Drag Me to Hell is certainly not without its contrivances, and its characters - Christine's staid yet dependable boyfriend Clay, her brown-nosing office rival Stu - are painted in broad brushstrokes. Fortunately, Raimi's delivery of the goods is quick and knowing enough for such concerns to take a back seat to the ride, with the plot primarily concerned with cuing up its volley of unnerving set pieces, including a bravura sequence in which Christine is menaced by the crone in an underground car park, and more discomfortingly grotesque images such as her bodily invasion by a buzzing fly. The laugh-out-loud outrageousness of some of these effects (a literally eye-popping CGI shot in which the evil is temporarily dispelled by an anvil conveniently suspended overhead owes as much to Tex Avery as to Evil Dead 2, while the vision of a goat spouting obscene oathsfollowing an abortive exorcism attempt proves no less effective for all its ludicrousness) is perfectly judged to leaven the tension before the next barrage of shocks is unleashed.

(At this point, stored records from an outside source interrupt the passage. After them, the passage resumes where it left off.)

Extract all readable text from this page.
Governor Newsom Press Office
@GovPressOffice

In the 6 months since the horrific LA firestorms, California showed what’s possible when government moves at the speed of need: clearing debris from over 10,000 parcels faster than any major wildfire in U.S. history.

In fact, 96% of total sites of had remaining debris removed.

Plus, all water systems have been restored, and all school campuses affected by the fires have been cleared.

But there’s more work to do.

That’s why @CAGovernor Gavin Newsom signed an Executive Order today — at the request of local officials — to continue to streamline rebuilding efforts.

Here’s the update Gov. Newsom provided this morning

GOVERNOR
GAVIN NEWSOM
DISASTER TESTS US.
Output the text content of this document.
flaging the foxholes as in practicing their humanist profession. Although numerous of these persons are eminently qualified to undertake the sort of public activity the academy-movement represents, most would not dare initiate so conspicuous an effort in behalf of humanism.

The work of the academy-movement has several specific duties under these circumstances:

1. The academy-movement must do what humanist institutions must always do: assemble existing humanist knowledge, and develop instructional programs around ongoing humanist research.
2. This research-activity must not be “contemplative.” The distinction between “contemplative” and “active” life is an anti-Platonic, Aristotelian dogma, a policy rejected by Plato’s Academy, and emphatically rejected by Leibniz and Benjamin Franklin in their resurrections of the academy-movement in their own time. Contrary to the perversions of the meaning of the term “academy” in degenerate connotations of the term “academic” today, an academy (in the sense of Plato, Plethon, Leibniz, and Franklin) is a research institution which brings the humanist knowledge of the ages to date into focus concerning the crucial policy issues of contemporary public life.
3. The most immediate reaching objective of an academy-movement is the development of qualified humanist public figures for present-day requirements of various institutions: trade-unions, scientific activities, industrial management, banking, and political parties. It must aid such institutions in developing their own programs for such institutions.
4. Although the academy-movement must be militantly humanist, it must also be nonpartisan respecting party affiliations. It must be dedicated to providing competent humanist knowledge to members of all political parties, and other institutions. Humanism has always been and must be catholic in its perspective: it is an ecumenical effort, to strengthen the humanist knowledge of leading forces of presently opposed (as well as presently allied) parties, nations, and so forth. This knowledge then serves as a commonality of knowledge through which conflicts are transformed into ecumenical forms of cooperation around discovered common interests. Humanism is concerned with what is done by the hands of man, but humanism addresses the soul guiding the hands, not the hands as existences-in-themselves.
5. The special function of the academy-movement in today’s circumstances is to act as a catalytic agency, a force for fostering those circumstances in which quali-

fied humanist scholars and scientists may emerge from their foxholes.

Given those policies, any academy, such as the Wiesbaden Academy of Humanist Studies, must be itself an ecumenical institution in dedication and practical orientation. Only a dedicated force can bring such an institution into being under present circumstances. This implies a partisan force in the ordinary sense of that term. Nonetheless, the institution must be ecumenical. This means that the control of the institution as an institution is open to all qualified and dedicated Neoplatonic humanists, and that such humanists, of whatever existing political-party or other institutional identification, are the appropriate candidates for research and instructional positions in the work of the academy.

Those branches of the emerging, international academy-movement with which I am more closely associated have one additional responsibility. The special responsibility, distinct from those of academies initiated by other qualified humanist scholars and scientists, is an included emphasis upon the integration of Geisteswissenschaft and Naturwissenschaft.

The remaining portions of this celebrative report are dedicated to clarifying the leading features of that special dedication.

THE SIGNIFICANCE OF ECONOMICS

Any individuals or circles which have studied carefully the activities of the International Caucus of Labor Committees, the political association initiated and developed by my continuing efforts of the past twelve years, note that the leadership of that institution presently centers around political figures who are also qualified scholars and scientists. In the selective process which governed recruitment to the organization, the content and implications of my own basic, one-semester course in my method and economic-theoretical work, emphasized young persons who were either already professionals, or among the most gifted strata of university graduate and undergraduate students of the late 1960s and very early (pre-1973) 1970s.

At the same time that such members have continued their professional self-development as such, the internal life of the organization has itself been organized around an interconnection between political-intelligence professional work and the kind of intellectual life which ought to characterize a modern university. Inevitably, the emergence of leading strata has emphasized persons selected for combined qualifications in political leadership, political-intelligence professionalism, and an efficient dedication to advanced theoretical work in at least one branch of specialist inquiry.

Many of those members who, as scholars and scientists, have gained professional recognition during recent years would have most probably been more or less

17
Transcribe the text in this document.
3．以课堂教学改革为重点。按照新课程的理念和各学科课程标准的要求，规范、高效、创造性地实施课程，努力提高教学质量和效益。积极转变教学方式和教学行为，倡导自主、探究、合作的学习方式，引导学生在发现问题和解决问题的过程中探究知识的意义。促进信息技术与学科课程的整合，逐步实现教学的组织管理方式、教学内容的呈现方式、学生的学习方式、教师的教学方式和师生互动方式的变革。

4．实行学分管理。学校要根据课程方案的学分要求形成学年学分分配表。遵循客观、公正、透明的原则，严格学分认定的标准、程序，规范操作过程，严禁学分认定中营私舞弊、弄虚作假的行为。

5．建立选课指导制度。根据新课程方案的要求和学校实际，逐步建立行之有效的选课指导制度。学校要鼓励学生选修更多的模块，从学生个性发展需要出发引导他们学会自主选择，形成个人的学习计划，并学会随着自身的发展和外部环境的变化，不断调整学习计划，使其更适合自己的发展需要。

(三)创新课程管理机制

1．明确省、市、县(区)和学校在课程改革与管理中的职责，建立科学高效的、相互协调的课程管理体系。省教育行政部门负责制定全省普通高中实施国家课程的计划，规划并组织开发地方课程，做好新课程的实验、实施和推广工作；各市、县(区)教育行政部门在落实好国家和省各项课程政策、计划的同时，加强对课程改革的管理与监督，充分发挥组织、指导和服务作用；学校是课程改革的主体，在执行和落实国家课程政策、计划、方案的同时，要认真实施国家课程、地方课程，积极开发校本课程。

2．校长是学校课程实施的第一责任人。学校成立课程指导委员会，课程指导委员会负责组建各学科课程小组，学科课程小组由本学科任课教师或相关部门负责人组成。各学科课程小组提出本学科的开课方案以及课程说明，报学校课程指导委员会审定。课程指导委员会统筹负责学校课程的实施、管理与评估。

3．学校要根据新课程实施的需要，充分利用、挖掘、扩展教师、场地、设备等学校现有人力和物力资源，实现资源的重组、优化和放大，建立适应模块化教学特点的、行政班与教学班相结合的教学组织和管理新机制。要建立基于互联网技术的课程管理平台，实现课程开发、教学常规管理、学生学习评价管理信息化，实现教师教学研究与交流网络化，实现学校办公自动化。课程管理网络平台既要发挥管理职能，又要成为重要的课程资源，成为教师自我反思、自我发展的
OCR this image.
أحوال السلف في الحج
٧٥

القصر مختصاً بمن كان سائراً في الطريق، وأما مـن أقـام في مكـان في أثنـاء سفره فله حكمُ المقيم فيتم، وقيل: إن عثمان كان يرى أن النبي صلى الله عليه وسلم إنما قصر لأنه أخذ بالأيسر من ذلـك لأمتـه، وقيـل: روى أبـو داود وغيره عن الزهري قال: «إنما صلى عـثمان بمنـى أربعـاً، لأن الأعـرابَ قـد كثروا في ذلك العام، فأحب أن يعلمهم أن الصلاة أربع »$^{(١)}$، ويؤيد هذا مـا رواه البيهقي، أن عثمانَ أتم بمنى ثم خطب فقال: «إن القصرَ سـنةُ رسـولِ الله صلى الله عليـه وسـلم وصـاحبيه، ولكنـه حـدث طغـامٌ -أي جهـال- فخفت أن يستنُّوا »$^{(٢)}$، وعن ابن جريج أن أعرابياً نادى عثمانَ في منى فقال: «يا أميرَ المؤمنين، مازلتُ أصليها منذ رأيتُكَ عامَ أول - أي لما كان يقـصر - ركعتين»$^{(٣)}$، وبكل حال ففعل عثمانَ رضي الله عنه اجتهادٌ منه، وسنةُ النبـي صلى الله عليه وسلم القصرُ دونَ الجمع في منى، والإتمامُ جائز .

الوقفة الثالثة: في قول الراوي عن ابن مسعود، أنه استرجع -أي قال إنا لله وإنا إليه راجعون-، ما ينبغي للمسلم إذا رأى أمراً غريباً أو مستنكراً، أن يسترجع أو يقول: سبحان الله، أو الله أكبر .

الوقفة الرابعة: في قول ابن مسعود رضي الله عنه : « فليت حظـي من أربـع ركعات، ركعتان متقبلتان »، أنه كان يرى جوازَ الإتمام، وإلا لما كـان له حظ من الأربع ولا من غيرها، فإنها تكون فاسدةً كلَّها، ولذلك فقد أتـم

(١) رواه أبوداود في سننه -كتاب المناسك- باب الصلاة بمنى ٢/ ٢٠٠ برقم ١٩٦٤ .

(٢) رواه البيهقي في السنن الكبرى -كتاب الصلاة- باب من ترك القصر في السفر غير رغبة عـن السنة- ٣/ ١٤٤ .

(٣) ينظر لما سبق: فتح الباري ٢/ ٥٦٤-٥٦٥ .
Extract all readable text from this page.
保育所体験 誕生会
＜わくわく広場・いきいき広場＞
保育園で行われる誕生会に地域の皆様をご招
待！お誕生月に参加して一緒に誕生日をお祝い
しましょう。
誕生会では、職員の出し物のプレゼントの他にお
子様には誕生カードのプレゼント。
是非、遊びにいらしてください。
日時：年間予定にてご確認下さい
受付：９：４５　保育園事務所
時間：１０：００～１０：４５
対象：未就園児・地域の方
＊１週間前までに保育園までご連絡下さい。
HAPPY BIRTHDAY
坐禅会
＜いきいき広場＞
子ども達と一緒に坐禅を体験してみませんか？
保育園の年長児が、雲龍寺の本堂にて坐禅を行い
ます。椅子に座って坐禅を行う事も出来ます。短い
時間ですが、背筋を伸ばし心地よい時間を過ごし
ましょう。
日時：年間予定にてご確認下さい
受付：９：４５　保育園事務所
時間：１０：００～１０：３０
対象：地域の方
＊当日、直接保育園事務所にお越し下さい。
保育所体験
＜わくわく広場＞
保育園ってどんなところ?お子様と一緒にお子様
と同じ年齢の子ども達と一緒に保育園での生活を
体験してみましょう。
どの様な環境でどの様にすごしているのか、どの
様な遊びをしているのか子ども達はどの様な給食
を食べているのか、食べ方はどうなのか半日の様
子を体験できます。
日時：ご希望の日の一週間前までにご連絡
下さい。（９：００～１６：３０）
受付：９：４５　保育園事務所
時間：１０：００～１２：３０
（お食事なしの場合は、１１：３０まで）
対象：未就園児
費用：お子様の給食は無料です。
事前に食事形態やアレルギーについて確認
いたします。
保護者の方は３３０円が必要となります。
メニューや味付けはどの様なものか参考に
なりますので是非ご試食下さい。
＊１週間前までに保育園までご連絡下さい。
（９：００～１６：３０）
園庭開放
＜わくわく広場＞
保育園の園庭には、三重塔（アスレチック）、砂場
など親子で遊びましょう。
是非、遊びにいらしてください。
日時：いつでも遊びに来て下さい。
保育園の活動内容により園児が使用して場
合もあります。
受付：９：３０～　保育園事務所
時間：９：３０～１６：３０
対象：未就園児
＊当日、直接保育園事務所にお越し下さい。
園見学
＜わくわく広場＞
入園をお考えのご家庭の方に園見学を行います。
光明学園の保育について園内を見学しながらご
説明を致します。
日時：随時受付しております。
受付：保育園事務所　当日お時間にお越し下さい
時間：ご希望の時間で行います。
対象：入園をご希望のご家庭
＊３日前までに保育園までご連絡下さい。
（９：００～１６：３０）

Raimi clearly has a lot of fun indulging his comic-book sensibilities with peripheral sight gags - such as the kitsch Athena-style poster of a kitten hanging from its claws bearing the slogan 'Baby hang on' spied in Christine's bedroom as she prepares to offer her pet as a blood sacrifice; or a briefly glimpsed photograph of the aspirational girl from the country in her less lissom days beneath a banner proclaiming 'Pork Fair Queen', helping to set up the embarrassed dinner-party scene where she is introduced to Clay's snooty parents. Fortunately these humorous touches never threaten to tip proceedings into the realms of pure silliness. Drag Me to Hell is exactly what it says on the tin, a back-to-basics, white-knuckle ride that will have fans of the Evil Dead series punching the air with delight. While few are going to accuseit of breaking new narrative ground, it proves one of the most satisfying horror films of recent years.